Print Recipe

Huevos Rancheros with Charred Corn and Black Bean Salad

Makes: 4 servings

Ingredients

  • 4 tbsps olive oil, divided
  • 4 6-inch corn tortilla
  • 4 eggs
  • 1 1 /2 cups fresh or frozen corn
  • 1 398 ml can of black beans
  • 1/2 cup finely chopped red onion
  • 1 1/2 tbsps finely chopped cilantro, plus extra for garnish
  • juice of half a lime
  • 1/4 tsp salt
  • 1/4 cup crumbled cojita or feta cheese
  • 1 avocado, sliced
  • salt and pepper to taste
  • hot sauce to taste

Instructions

  • Heat 1 tablespoon of oil in a small skillet on medium heat.
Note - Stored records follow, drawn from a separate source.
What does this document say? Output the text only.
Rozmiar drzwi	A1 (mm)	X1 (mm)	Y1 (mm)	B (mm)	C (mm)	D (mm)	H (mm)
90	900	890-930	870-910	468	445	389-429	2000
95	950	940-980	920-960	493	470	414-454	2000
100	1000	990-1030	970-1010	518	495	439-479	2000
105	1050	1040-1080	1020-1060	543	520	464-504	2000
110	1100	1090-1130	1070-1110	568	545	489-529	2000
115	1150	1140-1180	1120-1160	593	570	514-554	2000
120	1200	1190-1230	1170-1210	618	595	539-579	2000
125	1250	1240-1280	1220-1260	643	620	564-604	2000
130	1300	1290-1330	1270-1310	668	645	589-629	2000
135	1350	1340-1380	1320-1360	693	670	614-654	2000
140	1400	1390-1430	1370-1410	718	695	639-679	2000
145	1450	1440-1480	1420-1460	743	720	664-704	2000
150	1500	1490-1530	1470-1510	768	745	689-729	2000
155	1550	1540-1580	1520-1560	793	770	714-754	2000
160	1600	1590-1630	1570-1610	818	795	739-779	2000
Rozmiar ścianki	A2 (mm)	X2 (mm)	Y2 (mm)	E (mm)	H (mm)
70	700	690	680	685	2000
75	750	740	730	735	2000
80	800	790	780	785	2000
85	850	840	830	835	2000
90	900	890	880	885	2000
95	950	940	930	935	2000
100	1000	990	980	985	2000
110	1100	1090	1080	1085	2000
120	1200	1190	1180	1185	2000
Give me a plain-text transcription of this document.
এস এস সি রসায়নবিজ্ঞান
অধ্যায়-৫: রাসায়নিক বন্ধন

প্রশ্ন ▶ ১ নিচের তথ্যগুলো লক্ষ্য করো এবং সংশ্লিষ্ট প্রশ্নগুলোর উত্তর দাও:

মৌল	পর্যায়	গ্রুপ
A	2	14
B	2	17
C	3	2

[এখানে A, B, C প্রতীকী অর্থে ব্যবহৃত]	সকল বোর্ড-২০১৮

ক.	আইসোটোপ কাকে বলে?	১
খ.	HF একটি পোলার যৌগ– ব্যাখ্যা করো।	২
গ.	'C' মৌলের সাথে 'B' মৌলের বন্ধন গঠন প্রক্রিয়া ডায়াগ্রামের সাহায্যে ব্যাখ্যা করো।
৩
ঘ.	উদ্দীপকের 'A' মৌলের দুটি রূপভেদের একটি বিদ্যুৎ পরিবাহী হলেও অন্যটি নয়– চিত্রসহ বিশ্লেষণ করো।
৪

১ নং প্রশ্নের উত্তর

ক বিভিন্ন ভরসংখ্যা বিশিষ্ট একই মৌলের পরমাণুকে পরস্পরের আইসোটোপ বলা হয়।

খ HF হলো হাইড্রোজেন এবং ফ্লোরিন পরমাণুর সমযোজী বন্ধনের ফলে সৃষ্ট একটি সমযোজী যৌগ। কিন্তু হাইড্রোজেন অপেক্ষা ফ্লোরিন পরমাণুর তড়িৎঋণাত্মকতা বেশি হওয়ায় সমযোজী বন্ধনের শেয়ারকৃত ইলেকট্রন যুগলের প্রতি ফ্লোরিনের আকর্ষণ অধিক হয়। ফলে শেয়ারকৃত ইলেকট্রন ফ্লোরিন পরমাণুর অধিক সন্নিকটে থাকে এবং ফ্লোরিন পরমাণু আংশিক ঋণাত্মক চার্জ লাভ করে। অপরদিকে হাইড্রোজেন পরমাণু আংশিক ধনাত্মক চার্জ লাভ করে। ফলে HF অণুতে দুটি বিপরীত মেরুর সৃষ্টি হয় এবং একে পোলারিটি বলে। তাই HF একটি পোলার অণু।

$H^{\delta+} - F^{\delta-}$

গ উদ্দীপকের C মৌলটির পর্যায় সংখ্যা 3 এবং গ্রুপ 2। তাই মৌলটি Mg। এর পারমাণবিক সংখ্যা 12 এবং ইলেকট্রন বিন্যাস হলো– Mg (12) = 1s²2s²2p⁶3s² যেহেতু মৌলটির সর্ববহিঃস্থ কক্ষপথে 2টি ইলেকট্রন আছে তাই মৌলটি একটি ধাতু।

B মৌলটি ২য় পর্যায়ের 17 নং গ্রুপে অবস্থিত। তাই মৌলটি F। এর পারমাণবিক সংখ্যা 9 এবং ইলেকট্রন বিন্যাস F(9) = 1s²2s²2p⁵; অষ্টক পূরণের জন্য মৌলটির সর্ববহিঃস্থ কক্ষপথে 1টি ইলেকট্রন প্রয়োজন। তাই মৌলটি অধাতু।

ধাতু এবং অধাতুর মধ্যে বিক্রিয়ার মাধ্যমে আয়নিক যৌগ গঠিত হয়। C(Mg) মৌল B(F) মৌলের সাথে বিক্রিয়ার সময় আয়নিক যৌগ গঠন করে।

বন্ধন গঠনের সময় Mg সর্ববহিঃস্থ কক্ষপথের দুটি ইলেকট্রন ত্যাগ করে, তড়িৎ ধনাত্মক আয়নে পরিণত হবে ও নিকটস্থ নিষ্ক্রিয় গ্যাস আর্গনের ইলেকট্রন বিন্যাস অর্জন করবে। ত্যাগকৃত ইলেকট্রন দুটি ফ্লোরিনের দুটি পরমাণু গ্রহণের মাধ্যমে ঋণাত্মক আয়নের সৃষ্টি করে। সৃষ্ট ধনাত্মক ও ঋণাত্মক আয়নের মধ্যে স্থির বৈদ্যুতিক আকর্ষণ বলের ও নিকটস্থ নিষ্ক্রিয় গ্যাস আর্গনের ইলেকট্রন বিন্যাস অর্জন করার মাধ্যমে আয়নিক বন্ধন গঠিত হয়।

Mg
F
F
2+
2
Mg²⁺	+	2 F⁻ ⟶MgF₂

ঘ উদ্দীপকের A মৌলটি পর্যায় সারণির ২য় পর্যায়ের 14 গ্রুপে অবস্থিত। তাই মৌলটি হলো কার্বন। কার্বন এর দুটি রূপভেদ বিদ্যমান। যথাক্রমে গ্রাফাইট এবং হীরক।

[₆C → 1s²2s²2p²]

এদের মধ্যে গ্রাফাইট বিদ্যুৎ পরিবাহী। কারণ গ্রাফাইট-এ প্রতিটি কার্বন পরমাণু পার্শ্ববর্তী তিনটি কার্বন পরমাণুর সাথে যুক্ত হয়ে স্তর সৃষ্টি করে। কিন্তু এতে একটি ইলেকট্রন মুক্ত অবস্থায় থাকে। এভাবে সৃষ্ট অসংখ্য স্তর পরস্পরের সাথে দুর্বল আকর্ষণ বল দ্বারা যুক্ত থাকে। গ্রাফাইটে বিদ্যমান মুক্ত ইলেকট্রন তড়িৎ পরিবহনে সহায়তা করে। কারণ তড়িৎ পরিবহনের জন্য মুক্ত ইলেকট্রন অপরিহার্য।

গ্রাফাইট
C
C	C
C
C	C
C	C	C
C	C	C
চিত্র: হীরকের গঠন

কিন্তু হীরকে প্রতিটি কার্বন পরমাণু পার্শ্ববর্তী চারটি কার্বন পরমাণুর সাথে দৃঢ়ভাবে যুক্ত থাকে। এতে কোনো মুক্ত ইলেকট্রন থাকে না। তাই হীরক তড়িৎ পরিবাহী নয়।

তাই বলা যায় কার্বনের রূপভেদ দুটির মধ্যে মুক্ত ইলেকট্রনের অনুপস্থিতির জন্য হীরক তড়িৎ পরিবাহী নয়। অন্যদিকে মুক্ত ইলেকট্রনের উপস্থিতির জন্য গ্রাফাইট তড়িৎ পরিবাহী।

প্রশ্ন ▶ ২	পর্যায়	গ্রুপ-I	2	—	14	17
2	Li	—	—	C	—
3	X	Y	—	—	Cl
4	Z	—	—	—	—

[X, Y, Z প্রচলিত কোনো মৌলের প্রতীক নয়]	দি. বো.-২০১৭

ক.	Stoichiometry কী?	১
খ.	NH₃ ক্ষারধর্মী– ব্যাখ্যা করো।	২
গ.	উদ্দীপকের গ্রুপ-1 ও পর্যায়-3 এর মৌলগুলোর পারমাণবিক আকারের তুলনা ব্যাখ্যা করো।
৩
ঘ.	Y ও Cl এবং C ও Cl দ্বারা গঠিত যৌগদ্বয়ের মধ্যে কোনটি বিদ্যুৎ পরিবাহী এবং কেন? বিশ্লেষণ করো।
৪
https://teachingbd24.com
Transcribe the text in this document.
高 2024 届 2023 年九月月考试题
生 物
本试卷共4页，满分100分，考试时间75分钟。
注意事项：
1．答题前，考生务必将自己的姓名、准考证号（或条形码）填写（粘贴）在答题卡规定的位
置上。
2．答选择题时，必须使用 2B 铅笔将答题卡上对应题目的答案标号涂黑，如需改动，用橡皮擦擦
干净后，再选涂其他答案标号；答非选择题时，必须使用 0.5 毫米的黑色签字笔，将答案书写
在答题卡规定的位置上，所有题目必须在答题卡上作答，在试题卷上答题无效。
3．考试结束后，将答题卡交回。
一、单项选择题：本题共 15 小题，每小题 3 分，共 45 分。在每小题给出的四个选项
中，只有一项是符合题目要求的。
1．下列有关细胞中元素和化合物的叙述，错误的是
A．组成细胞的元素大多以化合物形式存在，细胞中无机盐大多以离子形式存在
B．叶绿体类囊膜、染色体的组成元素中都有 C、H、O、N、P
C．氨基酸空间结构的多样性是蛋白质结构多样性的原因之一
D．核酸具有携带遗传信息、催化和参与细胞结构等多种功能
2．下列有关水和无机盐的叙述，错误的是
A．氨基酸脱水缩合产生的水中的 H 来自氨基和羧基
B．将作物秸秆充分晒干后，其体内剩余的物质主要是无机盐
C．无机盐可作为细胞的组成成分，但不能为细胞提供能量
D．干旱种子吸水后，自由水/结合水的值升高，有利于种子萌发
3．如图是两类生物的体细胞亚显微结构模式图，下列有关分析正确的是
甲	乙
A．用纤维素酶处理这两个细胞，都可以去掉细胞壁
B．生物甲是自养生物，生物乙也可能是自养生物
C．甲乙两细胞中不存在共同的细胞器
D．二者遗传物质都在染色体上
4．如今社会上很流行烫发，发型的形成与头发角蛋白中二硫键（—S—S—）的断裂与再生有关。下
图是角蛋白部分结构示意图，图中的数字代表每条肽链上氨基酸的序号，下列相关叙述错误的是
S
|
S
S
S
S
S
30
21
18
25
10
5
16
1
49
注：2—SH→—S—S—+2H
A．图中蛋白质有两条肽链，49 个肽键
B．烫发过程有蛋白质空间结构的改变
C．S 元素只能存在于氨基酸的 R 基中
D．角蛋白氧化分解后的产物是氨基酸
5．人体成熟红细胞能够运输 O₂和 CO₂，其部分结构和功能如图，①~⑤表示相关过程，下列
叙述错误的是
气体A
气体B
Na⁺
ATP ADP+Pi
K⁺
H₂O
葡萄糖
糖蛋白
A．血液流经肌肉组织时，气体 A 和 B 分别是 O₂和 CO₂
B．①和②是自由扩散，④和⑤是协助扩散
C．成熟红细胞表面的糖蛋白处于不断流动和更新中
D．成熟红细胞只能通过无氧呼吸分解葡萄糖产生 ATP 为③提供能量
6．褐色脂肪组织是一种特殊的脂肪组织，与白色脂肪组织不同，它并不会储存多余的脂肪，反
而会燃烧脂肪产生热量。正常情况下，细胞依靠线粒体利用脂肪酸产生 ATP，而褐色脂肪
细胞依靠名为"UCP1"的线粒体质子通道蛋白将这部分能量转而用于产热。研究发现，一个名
Add the corn and allow it to fry a bit to get a little char, about 3-5 minutes. Pour corn into a medium-sized mixing bowl and set aside. Add 1tablespoon of oil and cook each tortilla for 30 seconds on each side, until it becomes slightly crispy. Use tongs to remove the tortilla to a paper towel to drain any excess oil.
  • In the bowl of corn, mix in the black beans, red onion, remaining 2 tablespoons of olive oil, cilantro, lime juice and salt. Stir to combine. 
  • In the same pan, crack and fry each egg until it’s cooked to your liking. ( We like our yolk runny so it’s like a sauce for the dish.)
  • To layer the huevos rancheros, add the tortilla to a plate. Top with black bean and corn mixture and the fried egg.
  • Sprinkle the cilantro and cotija cheese on top.
  • Slice the avocado and add a couple slices to the each plate
  • Season with salt and pepper and add a dash of hot sauce and serve.